Respondents stressed the need for local authorities to appropriately enforce the ban on pavement parking, whilst also limiting the number of exemptions. By doing so, this can contribute to the outcomes of related strategies and frameworks, including active travel, the route map to achieve a 20 per cent reduction in car kilometres by 2030 and 20-minute neighbourhoods.

“There is no point to legislation if there is a lack of resources to enforce it. On an ongoing basis, I have white vans parking in the disabled bay outside my house with no enforcement from the local council.”

“The ban must be properly enforced by councils, or it will be useless, and nothing will change. “

“As a wheelchair user, pavement parking has been a barrier to active travel for years. This is an opportunity to sort this, and we can’t miss this opportunity by giving out exemptions. Car needs to stop being king if we are going to deliver on our sustainable travel hierarchy and active travel goals.”

“Pavement parking needs eradicated without exemption. We need to keep our pavements clear and unobstructed to allow us to walk and wheel around our neighbourhoods including to the bus stops and shops. If we are serious about reducing car miles by 20% and 20 minute neighbourhoods then irresponsible and illegal parking needs tackled robustly. This ban is long overdue. No exemptions please.”

Engagement With Disabled People

it is essential that there is meaningful engagement with disabled people and Access Panels in the lead up to the introduction of the ban. Ongoing engagement can also help to measure its overall effectiveness in making pavements safer for disabled people.

“Giving local councils the right to make their own decisions regarding pavement parking will mean nothing changes, as councils rarely consult with disabled drivers and tend to favour the motorist. When can it ever be right to allow pavement parking which would mean disabled people and parents with prams/pushchairs are forced into the road – I believe it is never.”
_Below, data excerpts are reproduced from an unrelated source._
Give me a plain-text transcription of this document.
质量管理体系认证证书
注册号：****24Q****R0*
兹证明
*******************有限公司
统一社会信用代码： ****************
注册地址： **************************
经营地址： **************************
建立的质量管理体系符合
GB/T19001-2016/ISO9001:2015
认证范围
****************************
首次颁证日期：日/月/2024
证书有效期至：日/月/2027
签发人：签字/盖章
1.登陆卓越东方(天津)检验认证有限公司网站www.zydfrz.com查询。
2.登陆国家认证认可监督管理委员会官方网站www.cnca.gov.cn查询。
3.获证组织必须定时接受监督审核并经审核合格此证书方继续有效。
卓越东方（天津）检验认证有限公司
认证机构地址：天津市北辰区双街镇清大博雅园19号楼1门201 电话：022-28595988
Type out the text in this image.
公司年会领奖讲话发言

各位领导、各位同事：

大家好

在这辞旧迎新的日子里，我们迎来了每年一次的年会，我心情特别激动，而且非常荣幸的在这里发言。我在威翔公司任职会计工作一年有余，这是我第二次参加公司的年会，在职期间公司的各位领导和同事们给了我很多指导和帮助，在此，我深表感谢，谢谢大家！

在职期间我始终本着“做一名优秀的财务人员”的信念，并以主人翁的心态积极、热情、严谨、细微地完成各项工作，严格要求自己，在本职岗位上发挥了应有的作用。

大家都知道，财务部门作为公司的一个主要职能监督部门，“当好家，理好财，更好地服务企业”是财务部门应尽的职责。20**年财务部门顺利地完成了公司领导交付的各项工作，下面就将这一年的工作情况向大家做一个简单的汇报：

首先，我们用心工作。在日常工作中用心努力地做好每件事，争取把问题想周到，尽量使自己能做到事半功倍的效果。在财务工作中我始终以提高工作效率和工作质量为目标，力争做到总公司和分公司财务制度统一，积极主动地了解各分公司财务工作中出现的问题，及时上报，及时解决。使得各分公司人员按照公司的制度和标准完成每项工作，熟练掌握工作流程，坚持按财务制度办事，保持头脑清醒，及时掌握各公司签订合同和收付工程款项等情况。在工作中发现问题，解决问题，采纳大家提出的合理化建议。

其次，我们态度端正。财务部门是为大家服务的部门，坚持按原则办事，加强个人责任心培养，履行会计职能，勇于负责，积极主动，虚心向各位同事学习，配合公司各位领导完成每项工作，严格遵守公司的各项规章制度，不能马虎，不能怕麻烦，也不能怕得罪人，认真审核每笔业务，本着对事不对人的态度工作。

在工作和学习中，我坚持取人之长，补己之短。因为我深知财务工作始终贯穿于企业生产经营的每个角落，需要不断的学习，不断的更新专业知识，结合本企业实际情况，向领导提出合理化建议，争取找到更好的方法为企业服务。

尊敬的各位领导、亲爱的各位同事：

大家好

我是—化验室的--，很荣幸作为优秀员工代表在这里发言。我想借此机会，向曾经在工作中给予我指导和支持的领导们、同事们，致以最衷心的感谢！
“Assuming that local authorities consult fully with appropriate parties on all the locations they are considering and that this isn’t glossed over and lost in a huge list of generalities. This may require meetings between local authority Officers and the appropriate representatives.”

“We have waited a long time for this ban, so let’s get it right. To do so we need councils working closely with disabled people.”

Conclusion

An overwhelming 95% (964 respondents), do not agree with the conditions that would allow local authorities to consider making certain streets exempt from the pavement parking ban. Respondents reflected on the current dangers of pavement parking, which often results in disabled people being forced onto roads and into incoming traffic, whilst also restricting access to essential goods and services. Therefore, when reflecting on the criteria for pavement exemptions, concerns were raised about how the 1.5 metre gap can be accurately adhered to depending on variable factors such as the size of vehicle and surrounding street furniture. Significant concerns were also raised with regards to allowing pavement parking on streets which are deemed too narrow for emergency vehicles to pass through. In such cases, respondents suggested that parking should be banned on one or both sides of the street, which would allow access for emergency vehicles, whilst also keeping pavements free from obstruction. Respondents stressed there must be appropriate enforcement of the ban by local authorities, along with ongoing consultation with disabled people and Access Panels to measure the effectiveness of the ban.